IM: This is one big advantage about translating living writers’, and especially your friends’, work. I’m not absolutely convinced that I’d have noticed everything that’s going in the poem we’re discussing, had I not asked Fred to give me a full run-down of all the poems in the book which it had fallen to me to translate. But I do think that the close reading involved in translation can mean that we notice things we hadn’t noticed before, once we get down to work (though sometimes we might also be noticing things the author hadn’t consciously intended!).

CC: Sometimes it’s truly impossible to tell, and sometimes that’s intentional as well. My thought goes back to Harry Mathew’s The Sinking of the Odradek Stadium — fortunately Perec, when translating it, could walk over to Mathews and ask. But reading that book, while certain things were obvious (the Pan language system and the wife’s gradually improving grasp of English/French syntax, for example), I continually got the feeling as I read it that there was something at play I wasn’t grasping. Perhaps it was simply expectation, perhaps it was Mathews toying with us (Canada Dry?) or perhaps I was truly missing something. As a translator, that’s a scary feeling. And exciting.

IM: The construction of this book is incredibly complex, and very little was left to chance. Harry explained some of it to me, including the references to each day’s liturgical Ordinary, and various other religious underpinnings… I’m unsure just how much of this Perec managed to cram in (but a lot, I guess, Harry has always been merciless with his translators in terms of getting things exactly right!).

CC: What’s your approach when it comes to a project like that? I think this question makes more sense with longer works where there can be many constraints, but not solely. With your translation of La disparition, how did you organize, catalog and otherwise track down all of the bits and pieces at play? I’ve seen a website project built around a new translation of Vie mode d’emploi, into Italian, if I remember, where they’re building their own Cahier de charges that catalogs every little trick of the text, every constraint to be observed (as best they can, anyway). Anything like that?

IM: I didn’t organize myself at all. I simply ploughed through the whole thing head-long, for about three months, picking up clues and hints as I went, and going back to change certain elements whenever subsequent revelations made that necessary.

CC: To turn the question back to Opéra-minutes, if the index sheet wasn’t present, a translator is in the same boat as a reader: missing part of the game. Does what Roubaud referred to as “la pudeur de la contrainte,” which I might call “constraint modesty,” does that prevent works from being translated properly? What is your manner of dealing with constraint visibility in your work? And to your Oulipian colleagues who prefer to keep the constraint to themselves (although I think their number has dwindled over the years), what are we poor translators to do, throw our hands up? And in that latter case, does it shift the onus onto the sense and away from the constraint, and accordingly consider the constraint to be a tool only and push the onus towards the product?
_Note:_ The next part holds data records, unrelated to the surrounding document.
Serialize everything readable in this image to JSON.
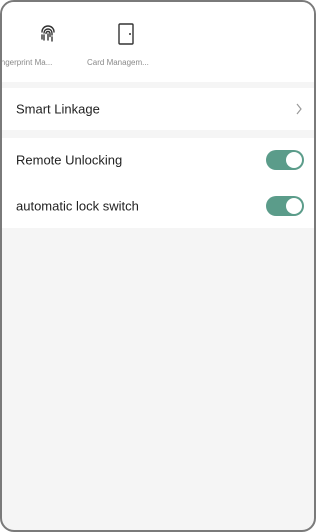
{
  "quick_actions": [
    {
      "label": "ingerprint Ma...",
      "icon": "fingerprint-icon"
    },
    {
      "label": "Card Managem...",
      "icon": "door-card-icon"
    }
  ],
  "settings": {
    "smart_linkage": {
      "label": "Smart Linkage",
      "icon": "chevron-right-icon"
    },
    "remote_unlocking": {
      "label": "Remote Unlocking",
      "enabled": true
    },
    "automatic_lock_switch": {
      "label": "automatic lock switch",
      "enabled": true
    }
  },
  "colors": {
    "toggle_on": "#5b9c8a",
    "background": "#f5f5f5",
    "card": "#ffffff",
    "secondary_text": "#8a8a8a"
  }
}
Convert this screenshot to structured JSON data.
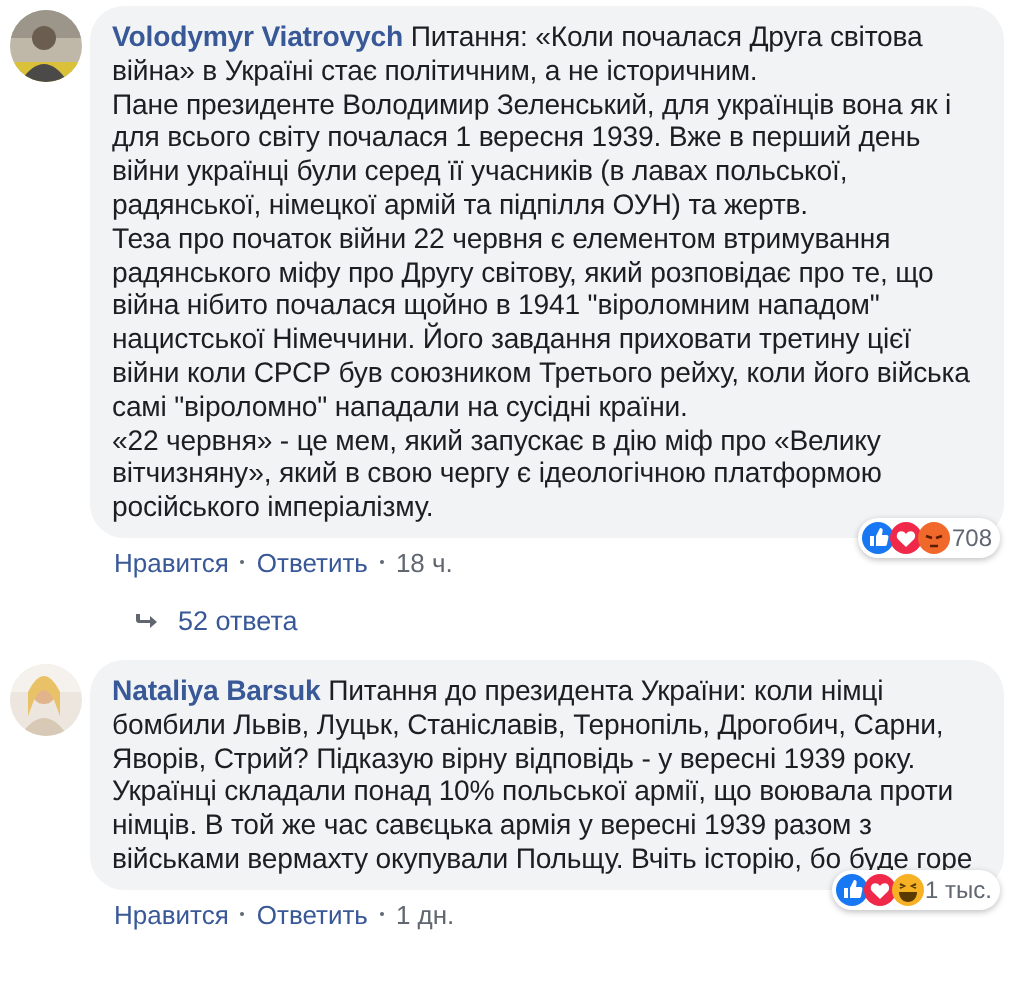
{
  "comments": [
    {
      "author": "Volodymyr Viatrovych",
      "text": "Питання: «Коли почалася Друга світова війна» в Україні стає політичним, а не історичним.\nПане президенте Володимир Зеленський, для українців вона як і для всього світу почалася 1 вересня 1939. Вже в перший день війни українці були серед її учасників (в лавах польської, радянської, німецкої армій та підпілля ОУН) та жертв.\nТеза про початок війни 22 червня є елементом втримування радянського міфу про Другу світову, який розповідає про те, що війна нібито почалася щойно в 1941 \"віроломним нападом\" нацистської Німеччини. Його завдання приховати третину цієї війни коли СРСР був союзником Третього рейху, коли його війська самі \"віроломно\" нападали на сусідні країни.\n«22 червня» - це мем, який запускає в дію міф про «Велику вітчизняну», який в свою чергу є ідеологічною платформою російського імперіалізму.",
      "reactions": [
        {
          "kind": "like"
        },
        {
          "kind": "love"
        },
        {
          "kind": "angry"
        }
      ],
      "reaction_count": "708",
      "actions": [
        "Нравится",
        "Ответить"
      ],
      "time": "18 ч.",
      "replies": "52 ответа",
      "avatar": {
        "kind": "picture"
      }
    },
    {
      "author": "Nataliya Barsuk",
      "text": "Питання до президента України: коли німці бомбили Львів, Луцьк, Станіславів, Тернопіль, Дрогобич, Сарни, Яворів, Стрий? Підказую вірну відповідь - у вересні 1939 року. Українці складали понад 10% польської армії, що воювала проти німців. В той же час савєцька армія у вересні 1939 разом з військами вермахту окупували Польщу. Вчіть історію, бо буде горе",
      "reactions": [
        {
          "kind": "like"
        },
        {
          "kind": "love"
        },
        {
          "kind": "haha"
        }
      ],
      "reaction_count": "1 тыс.",
      "actions": [
        "Нравится",
        "Ответить"
      ],
      "time": "1 дн.",
      "avatar": {
        "kind": "picture"
      }
    }
  ]
}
Whereas originally the Ouvroir thought itself to be more about the tools and less about the outcome, or so they said.

IM: My choice is not to make the structures of my book explicit, for example, there’s never been the equivalent of Fred’s index. Perec apparently later regretted publishing parts of his ‘cahier de charges’ because he feared that people would now be reading the book like a box of tricks to be noticed and checked off, instead of a novel. But I’m happy to explain what’s going on in my work to anyone who wants to know. For me, and for most of us, such structures aren’t top secret, but they’re not the point either. The point is the final work. This is the distinction between Oulipian play-cum-theorizing, and producing the hard stuff.

So I suppose translators need to grab Oulipians by the lapel and quiz them before they die!

CC: Well, I’m very pleased to have had a chance to get started here. Thanks Ian!